= Seps (legendary creature) =

Mythological snake

A seps is a legendary snake from medieval bestiaries. They were said to have extremely corrosive venom that liquefied their prey.

Lucan's Pharsalia refers to its appearance and the effects of its poison.

... Clinging to his skin
A Seps with curving tooth, of little size,
He seized and tore away, and to the sands
Pierced with his javelin.

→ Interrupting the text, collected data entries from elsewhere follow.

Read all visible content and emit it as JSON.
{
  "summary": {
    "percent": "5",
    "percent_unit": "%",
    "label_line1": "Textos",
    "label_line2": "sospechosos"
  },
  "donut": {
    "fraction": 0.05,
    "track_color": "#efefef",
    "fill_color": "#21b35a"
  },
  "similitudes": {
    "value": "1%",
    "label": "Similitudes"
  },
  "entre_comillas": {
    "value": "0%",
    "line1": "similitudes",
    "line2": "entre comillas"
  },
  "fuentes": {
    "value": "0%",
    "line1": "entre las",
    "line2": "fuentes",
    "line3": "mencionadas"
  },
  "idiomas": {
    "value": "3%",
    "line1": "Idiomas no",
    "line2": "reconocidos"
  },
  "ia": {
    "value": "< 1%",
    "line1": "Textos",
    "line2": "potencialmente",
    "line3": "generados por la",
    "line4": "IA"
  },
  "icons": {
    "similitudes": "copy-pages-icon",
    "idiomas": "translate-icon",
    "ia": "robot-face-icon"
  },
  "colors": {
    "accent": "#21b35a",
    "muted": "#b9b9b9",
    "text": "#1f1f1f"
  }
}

Small the serpent's bulk;
None deals a death more horrible in form.
For swift the flesh dissolving round the wound
Bared the pale bone; swam all his limbs in blood;
Wasted the tissue of his calves and knees:
And all the muscles of his thighs were thawed
In black distilment, and file membrane sheath
Parted, that bound his vitals, which abroad
Flowed upon earth: yet seemed it not that all
His frame was loosed, for by the venomous drop
Were all the bands that held his muscles drawn
Down to a juice; the framework of his chest
Was bare, its cavity, and all the parts
Hid by the organs of life, that make the man.

Shelley in Prometheus Unbound writes:

...all my being,
Like him whom the Numidian seps did thaw
Into a dew with poison, is dissolved...

Similarly, the seps is described as "a small snake which consumes with its poison not just the body but the bones" in the medieval Aberdeen Bestiary.